O estudo The Future of Jobs (O futuro do Trabalho) do Fórum Económico Mundial indica que, para 2020, perder-se-ão cerca de 5 milhões de postos de trabalho por causa destes avanços tecnológicos. Ao mesmo tempo, devemos considerar que as novas tecnologias oferecem milhões de postos de trabalho relacionados com os novos conhecimentos e âmbitos empresariais.

Portanto, é urgente que estudantes e trabalhadores se comecem a preparar para a revolução.



Soft Skills, as aptidões necessárias no mundo digital

Apesar de, falando do processo de automatização, os números que mais impressionam sejam os relacionados com os empregos perdidos, é importante assinalar que este processo gera novos postos de trabalho, correspondentes a áreas de estudo relacionadas com a Engenharia, Tecnologia, Informática, Matemática, Robótica e Inteligência Artificial. Cada vez mais, estas especialidades são transversais, ou, por outras palavras, desenvolvem os seus avanços em campos multidisciplinares e multissectoriais, que precisam de especialistas em cada uma destas áreas de desenvolvimento; especialistas de negócio capazes de entender as vantagens das novas tecnologias.

Para tirar o máximo proveito possível desta geração de emprego, os trabalhadores devem ser capazes de desenvolver uma série de aptidões que lhes permitam conviver num ambiente eminentemente tecnológico. Ou seja, aptidões para aumentar a sua empregabilidade caracterizadas por imprimir valor às aptidões humanas.

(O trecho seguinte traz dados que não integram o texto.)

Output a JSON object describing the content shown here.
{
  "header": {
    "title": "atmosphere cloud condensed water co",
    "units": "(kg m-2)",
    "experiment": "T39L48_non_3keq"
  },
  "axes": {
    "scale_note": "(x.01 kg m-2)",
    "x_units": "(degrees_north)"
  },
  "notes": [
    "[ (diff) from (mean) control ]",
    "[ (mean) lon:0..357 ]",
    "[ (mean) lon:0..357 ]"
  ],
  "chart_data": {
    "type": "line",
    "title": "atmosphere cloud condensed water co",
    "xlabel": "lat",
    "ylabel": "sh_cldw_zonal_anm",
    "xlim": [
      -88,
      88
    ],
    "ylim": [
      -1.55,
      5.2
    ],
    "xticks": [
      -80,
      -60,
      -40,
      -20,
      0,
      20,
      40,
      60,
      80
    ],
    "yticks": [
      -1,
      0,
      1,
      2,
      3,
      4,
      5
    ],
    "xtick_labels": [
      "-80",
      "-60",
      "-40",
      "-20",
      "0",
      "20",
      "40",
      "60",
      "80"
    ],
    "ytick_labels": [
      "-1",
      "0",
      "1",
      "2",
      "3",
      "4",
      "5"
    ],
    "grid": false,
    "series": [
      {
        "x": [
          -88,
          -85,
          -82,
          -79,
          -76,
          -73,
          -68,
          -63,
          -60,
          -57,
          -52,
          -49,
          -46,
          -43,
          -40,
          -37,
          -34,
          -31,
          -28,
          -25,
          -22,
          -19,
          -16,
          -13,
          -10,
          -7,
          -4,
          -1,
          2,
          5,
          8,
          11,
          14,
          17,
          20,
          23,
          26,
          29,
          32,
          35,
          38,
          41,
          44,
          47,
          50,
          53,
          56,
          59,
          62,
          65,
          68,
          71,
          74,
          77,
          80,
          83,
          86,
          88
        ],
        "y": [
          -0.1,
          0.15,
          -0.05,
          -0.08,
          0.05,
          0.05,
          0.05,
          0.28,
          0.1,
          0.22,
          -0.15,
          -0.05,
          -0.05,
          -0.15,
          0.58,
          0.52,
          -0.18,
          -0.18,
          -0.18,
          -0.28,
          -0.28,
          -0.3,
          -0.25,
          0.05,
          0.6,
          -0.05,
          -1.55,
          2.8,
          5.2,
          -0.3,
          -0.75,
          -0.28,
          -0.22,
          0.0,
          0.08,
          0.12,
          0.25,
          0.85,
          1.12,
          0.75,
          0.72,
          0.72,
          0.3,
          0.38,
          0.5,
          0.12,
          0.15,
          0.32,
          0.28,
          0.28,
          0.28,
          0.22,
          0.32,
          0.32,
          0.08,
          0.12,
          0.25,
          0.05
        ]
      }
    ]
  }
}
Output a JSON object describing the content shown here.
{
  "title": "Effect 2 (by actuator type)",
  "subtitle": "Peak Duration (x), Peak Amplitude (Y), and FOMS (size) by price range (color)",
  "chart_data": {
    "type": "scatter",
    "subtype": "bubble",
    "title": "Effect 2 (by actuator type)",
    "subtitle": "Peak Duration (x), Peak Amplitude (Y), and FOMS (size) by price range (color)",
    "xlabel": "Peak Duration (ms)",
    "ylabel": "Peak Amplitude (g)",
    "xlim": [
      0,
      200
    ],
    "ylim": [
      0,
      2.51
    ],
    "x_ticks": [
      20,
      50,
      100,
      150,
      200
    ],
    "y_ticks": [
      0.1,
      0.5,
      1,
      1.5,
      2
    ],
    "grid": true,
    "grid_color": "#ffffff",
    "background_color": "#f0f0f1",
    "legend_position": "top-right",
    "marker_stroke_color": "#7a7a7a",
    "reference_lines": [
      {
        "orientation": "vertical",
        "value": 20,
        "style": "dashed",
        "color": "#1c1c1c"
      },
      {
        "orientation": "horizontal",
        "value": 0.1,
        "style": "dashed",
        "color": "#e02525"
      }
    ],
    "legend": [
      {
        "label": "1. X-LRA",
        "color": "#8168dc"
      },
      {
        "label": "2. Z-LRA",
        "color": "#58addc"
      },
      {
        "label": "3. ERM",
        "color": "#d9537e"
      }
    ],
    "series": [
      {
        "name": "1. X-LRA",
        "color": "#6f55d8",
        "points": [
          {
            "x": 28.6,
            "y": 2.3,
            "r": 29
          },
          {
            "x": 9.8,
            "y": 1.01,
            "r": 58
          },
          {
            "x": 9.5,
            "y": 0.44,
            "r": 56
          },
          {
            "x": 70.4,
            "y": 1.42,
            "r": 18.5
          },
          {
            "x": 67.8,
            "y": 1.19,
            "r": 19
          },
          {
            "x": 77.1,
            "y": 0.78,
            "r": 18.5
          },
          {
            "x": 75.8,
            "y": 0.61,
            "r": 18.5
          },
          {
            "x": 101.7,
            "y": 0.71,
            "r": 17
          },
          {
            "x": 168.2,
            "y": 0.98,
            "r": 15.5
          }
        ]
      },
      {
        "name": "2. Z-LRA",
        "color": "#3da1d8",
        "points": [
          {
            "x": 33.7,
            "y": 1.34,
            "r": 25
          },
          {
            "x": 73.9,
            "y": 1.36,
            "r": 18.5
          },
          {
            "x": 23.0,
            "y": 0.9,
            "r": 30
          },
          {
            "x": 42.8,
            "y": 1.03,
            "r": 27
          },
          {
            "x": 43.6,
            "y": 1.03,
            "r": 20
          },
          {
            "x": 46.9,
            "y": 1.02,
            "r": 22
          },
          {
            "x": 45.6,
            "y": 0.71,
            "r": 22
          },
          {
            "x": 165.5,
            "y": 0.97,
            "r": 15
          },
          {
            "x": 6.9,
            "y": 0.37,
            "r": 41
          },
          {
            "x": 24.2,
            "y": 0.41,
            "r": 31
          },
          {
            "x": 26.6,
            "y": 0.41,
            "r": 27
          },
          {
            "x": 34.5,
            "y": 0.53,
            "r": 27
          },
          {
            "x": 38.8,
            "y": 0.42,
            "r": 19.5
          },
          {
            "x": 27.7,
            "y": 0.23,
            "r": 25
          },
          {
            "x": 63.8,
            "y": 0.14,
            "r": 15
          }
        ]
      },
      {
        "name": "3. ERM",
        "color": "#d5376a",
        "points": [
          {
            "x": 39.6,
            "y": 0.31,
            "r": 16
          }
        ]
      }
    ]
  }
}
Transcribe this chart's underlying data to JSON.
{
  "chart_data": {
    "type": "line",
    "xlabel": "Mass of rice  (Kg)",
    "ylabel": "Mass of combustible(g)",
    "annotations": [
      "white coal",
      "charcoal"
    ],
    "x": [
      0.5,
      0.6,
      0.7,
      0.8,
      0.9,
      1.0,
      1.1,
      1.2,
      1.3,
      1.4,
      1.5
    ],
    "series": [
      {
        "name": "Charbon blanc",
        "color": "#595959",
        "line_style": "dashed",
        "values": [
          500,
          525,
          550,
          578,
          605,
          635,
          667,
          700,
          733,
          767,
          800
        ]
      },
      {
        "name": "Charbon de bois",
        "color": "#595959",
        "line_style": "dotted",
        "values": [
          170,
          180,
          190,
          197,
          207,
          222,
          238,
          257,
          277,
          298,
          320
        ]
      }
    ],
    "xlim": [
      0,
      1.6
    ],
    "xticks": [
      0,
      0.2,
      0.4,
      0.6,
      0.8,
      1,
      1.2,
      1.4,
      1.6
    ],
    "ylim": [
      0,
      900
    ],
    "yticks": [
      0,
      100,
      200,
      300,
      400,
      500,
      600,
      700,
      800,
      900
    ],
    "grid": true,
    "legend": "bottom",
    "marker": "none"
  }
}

O mercado laboral do futuro requer um melhor uso das aptidões digitais, mas ainda uma especial atenção às denominadas aptidões sociais (soft skills em inglês). Estas aptidões, também conhecidas como sociais ou interpessoais, incluem competências como:

• autonomia,

• autoliderança,

• coerência,

• integridade,

• capacidade de atenção e de escuta,

• autorregulamentação,

• interesse,

• curiosidade,

• autenticidade,

• responsabilidade pessoal e social,

• capacidade de reflexão,

• proatividade,

• paixão,

• motivação

• intrínseca,

• lógica divergente,

• humildade,

• aprendizagem contínua,

• empatia,

• capacidade de síntese e de argumentação,

• Gestão do tempo

• ou confiança.



Partilhar e negociar, as aptidões do ambiente de trabalho

Porém, existem algumas aptidões especificamente importantes para o trabalho no mercado de trabalho do futuro. Poderiam considerar-se imprescindíveis para se adaptar às mudanças inevitáveis, o que causará o avanço da tecnologia no mundo do emprego, que alguns autores denominaram a Quarta Revolução Industrial.

David Deming, professor da Universidade de Harvard e investigador associado no National Bureau of Economic Research, assinalou que, no futuro, os trabalhadores deverão ter duas aptidões imprescindíveis: partilhar e negociar. Aqueles que desenvolverem a sua capacidade para negociar e, consequentemente, para persuadir, e que conseguirem ainda entender a importância de trabalhar em equipa e partilhar tanto ideias como responsabilidades, terão o êxito assegurado na era dos robôs.

Outros especialistas na temática assinalam como fundamentais aptidões como a criatividade para pensar problemas e soluções de forma diferente do habitual, e a empatia para desenvolver relações de trabalho saudáveis com os colegas de escritório.

A Universidade é um agente ativo nestas reflexões e aplica conclusões de uma forma mais eficaz a cada ano que passa. O objetivo é orientar, inovar, aumentar a taxa de empregabilidade e fomentar o empreendedorismo num contexto de grande protagonista e ator social de relevo num ambiente de mudança.